Le futur Joseph naît, non pas à Anvers mais à Nevers, le 7 août 1976. Ses parents sont professeurs, l’une d’anglais, l’autre de sport. À 17 ans, il écoute beaucoup les anglophones : les Pixies ou Dinosaur Jr, « des gens qui se basaient sur le texte plus que sur la musique. » Dans sa jeune vie, Joseph a pratiqué aussi bien la chanson que le rock, la boxe que le cinéma ou l’écriture de nouvelles… Il a même failli être engagé comme jeune footballeur par l’équipe d’Auxerre, mais ses parents s’y sont opposés.

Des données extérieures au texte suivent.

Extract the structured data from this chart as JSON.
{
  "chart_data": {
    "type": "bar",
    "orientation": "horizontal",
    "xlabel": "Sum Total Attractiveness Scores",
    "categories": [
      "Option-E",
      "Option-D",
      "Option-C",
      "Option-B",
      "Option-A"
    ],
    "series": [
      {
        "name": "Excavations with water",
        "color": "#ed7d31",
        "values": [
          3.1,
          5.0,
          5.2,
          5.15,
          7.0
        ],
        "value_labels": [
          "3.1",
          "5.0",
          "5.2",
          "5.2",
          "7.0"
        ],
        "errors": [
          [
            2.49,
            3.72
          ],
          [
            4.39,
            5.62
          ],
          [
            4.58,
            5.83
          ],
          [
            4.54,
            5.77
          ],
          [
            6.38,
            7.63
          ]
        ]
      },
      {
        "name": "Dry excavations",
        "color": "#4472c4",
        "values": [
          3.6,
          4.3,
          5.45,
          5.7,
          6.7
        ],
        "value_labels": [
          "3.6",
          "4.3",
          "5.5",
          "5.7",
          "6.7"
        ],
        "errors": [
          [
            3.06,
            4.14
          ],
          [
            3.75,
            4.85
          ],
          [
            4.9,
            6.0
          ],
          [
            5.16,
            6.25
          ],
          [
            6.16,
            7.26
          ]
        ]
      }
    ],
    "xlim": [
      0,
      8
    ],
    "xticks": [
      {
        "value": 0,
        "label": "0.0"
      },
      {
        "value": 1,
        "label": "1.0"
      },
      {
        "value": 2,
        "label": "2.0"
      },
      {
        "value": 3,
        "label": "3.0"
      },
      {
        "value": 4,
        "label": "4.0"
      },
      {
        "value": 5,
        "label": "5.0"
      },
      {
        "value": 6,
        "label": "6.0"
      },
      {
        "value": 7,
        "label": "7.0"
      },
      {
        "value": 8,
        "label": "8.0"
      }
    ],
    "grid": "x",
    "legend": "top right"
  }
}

Depuis six ans, Joseph fait de la boxe, inspiré par Kerouac et Hemingway : « Leurs livres me plaisent : des histoires et un style de vie adéquat à côté. Il y a là quelque chose de fondamentalement honnête lorsqu’ils racontent. Un côté brut. » Autre passion, le cinéma. Joseph a suivi les cours d’une prestigieuse école, la FEMIS, il a été chef opérateur sur certains tournages et a réalisé trois courts-métrages. Mais il a aussi été lauréat coup sur coup de deux belles récompenses pour les jeunes chanteurs et s’est rendu compte qu’il serait difficile de continuer à concilier ses deux passions : « De plus, la musique est une chose qui me motive, qui me rend heureux chaque matin. C’était de moins en moins le cas du cinéma… » Joseph d’Anvers n’arrête jamais complètement une activité. Ainsi, son groupe de rock Polagirl, créé en 1998, année de son entrée à la FEMIS. « Pour moi, ça a été l’éveil à l’écriture de textes en français. Polagirl n’est pas terminé : nous avons huit morceaux, nous allons peut-être essayer de les enregistrer un de ces jours… » Pour que se révèle au grand public une facette inédite de Joseph d’Anvers. En attendant un premier moyen-métrage, cette fois sous son vrai nom ?
CD : Les choses en face (Atmosphériques).